The population growth is due to the birds’ wintering habits. They fly south to Louisiana, Texas and Mississippi to nest. The conditions and food availability has made it so more birds survive the winter and the trip back north.
The period over which they’ve increased correlates to a change in agriculture practices, said Ken Abraham, wildlife scientist at the Ontario Ministry of Natural Resources.
After World War II, there was an increase in man-made fertilizers, yielding an increase of corn, rice, wheat and other crops. There have also been other changes in agricultural practices causing an increase of production in cereal crops.

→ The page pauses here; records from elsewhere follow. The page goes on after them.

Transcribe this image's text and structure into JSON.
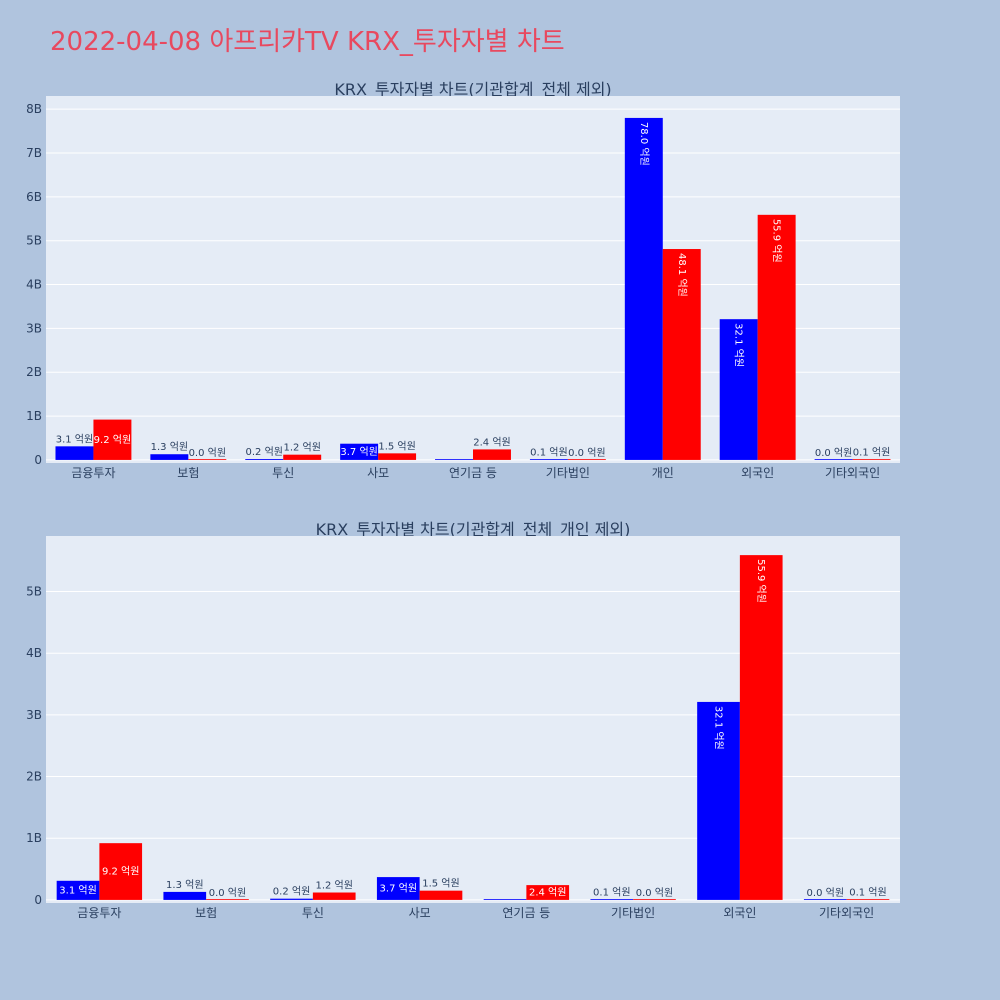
{
  "page": {
    "title": "2022-04-08 아프리카TV KRX_투자자별 차트"
  },
  "colors": {
    "background": "#b0c4de",
    "plot_bg": "#e5ecf6",
    "grid": "#ffffff",
    "title": "#e8495f",
    "text": "#2a3f5f",
    "buy": "#0000ff",
    "sell": "#ff0000"
  },
  "chart_data": [
    {
      "type": "bar",
      "title": "KRX_투자자별 차트(기관합계_전체 제외)",
      "categories": [
        "금융투자",
        "보험",
        "투신",
        "사모",
        "연기금 등",
        "기타법인",
        "개인",
        "외국인",
        "기타외국인"
      ],
      "series": [
        {
          "color": "#0000ff",
          "values": [
            310000000,
            130000000,
            20000000,
            370000000,
            0,
            10000000,
            7800000000,
            3210000000,
            0
          ],
          "labels": [
            "3.1 억원",
            "1.3 억원",
            "0.2 억원",
            "3.7 억원",
            "",
            "0.1 억원",
            "78.0 억원",
            "32.1 억원",
            "0.0 억원"
          ]
        },
        {
          "color": "#ff0000",
          "values": [
            920000000,
            0,
            120000000,
            150000000,
            240000000,
            0,
            4810000000,
            5590000000,
            10000000
          ],
          "labels": [
            "9.2 억원",
            "0.0 억원",
            "1.2 억원",
            "1.5 억원",
            "2.4 억원",
            "0.0 억원",
            "48.1 억원",
            "55.9 억원",
            "0.1 억원"
          ]
        }
      ],
      "yticks": [
        0,
        1000000000,
        2000000000,
        3000000000,
        4000000000,
        5000000000,
        6000000000,
        7000000000,
        8000000000
      ],
      "yticklabels": [
        "0",
        "1B",
        "2B",
        "3B",
        "4B",
        "5B",
        "6B",
        "7B",
        "8B"
      ],
      "ylim": [
        -70000000,
        8300000000
      ],
      "grid": true
    },
    {
      "type": "bar",
      "title": "KRX_투자자별 차트(기관합계_전체_개인 제외)",
      "categories": [
        "금융투자",
        "보험",
        "투신",
        "사모",
        "연기금 등",
        "기타법인",
        "외국인",
        "기타외국인"
      ],
      "series": [
        {
          "color": "#0000ff",
          "values": [
            310000000,
            130000000,
            20000000,
            370000000,
            0,
            10000000,
            3210000000,
            0
          ],
          "labels": [
            "3.1 억원",
            "1.3 억원",
            "0.2 억원",
            "3.7 억원",
            "",
            "0.1 억원",
            "32.1 억원",
            "0.0 억원"
          ]
        },
        {
          "color": "#ff0000",
          "values": [
            920000000,
            0,
            120000000,
            150000000,
            240000000,
            0,
            5590000000,
            10000000
          ],
          "labels": [
            "9.2 억원",
            "0.0 억원",
            "1.2 억원",
            "1.5 억원",
            "2.4 억원",
            "0.0 억원",
            "55.9 억원",
            "0.1 억원"
          ]
        }
      ],
      "yticks": [
        0,
        1000000000,
        2000000000,
        3000000000,
        4000000000,
        5000000000
      ],
      "yticklabels": [
        "0",
        "1B",
        "2B",
        "3B",
        "4B",
        "5B"
      ],
      "ylim": [
        -50000000,
        5900000000
      ],
      "grid": true
    }
  ]
}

“It is not any agricultural practice in particular, so there’s no way to put a finger on one thing,” Abraham said.
“The geese find the agricultural areas better than the natural areas. The geese have escaped from any natural limits. They are not doing this on their own; it is in response to human practices,” Abraham said.

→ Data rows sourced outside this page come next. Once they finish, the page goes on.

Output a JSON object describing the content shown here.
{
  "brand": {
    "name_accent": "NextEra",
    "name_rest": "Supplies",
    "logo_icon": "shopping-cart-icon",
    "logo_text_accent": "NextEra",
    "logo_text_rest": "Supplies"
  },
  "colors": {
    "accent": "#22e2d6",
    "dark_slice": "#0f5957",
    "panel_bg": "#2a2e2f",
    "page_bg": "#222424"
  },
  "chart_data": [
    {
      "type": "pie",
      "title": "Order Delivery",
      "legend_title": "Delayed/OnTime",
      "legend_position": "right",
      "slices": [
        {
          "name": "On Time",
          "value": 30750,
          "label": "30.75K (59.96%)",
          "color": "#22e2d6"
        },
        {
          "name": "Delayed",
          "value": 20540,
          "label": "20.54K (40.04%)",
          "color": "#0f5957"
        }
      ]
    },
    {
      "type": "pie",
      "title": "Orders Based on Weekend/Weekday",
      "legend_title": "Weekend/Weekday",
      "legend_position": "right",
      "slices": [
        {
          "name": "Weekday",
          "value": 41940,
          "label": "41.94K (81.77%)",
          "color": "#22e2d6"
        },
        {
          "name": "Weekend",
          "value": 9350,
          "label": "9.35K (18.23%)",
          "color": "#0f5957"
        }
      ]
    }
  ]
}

Usually, about 70 to 75 percent of the birds make it back to Canada in late winter and early spring. But the surviving number of snow geese has steadily climbed each year to reach 95 percent in the last couple years, Anderson said.
Because so many survive, they strip the capacity of the breeding ground.
The snow geese, which are named for their white feathers, are destroying salt marshes where they nest in the summer. The main areas of destruction are in South Hudson Bay, which is at the northern limits of Manitoba and Ontario, Canada, and James Bay, about 500 miles north of Toronto, Canada.
About 30 percent of the salt marshes are completely destroyed, leaving them as inhabitable mud flats. Another 35 percent of salt marshes are significantly damaged, Anderson said.
There are three possible solutions: Let the problem take care of itself and wait for the population to crash, deal directly with the population by changing hunting limits and regulations or address the cause of the problem in the south, Anderson said.
Right now it seems the most likely answer is to change the population figures. This means increasing hunting seasons for snow geese, allowing electronic goose calls and baiting methods, and bumping up the bag limits.
“No one is talking about slaughtering or wasting the geese; it all should be used for food. No one is suggesting the population should be reduced by half in a single jump, either. Just increase the rate of killing to a point that the population is declining at 5 to 15 percent a year,” Abraham said.
In some states the bag limits have already increased and the hunting season has been extended.
Though Minnesota is not one of the major states for hunting snow geese, some are shot in the state each year.
Because the snow geese are destroying their original habitat, they’re moving into the habitats of Canada geese, which migrate through western Minnesota.
This bird is seen frequently in Lac Qui Parle, Minn., which is traditionally a big hunting area. If the Canada goose population crashes it will have an effect on hunting in the state, said Tom Lamdwehr, wetland program coordinator for the Department of Natural Resources.
There are a lot of birds who breed in Minnesota. If there is a shortened hunting season because of the crash of the Canada goose, then local birds will thrive and damage crops and other state lands.
“There are all kinds of weird twists that happen because of the goose population,” Lamdwehr said.
Officials are unsure whether just rearranging hunting regulations will be enough to curb the problem.
“I think it is a long-term situation. People became aware of the problem 10 years ago. It will be another 10 to 20 years before it will go away, if it goes away,” Anderson said.
If the birds were all taken away right now and the salt marshes began repairing themselves, it would still take at least 20 to 30 years before they are back to normal, Anderson said.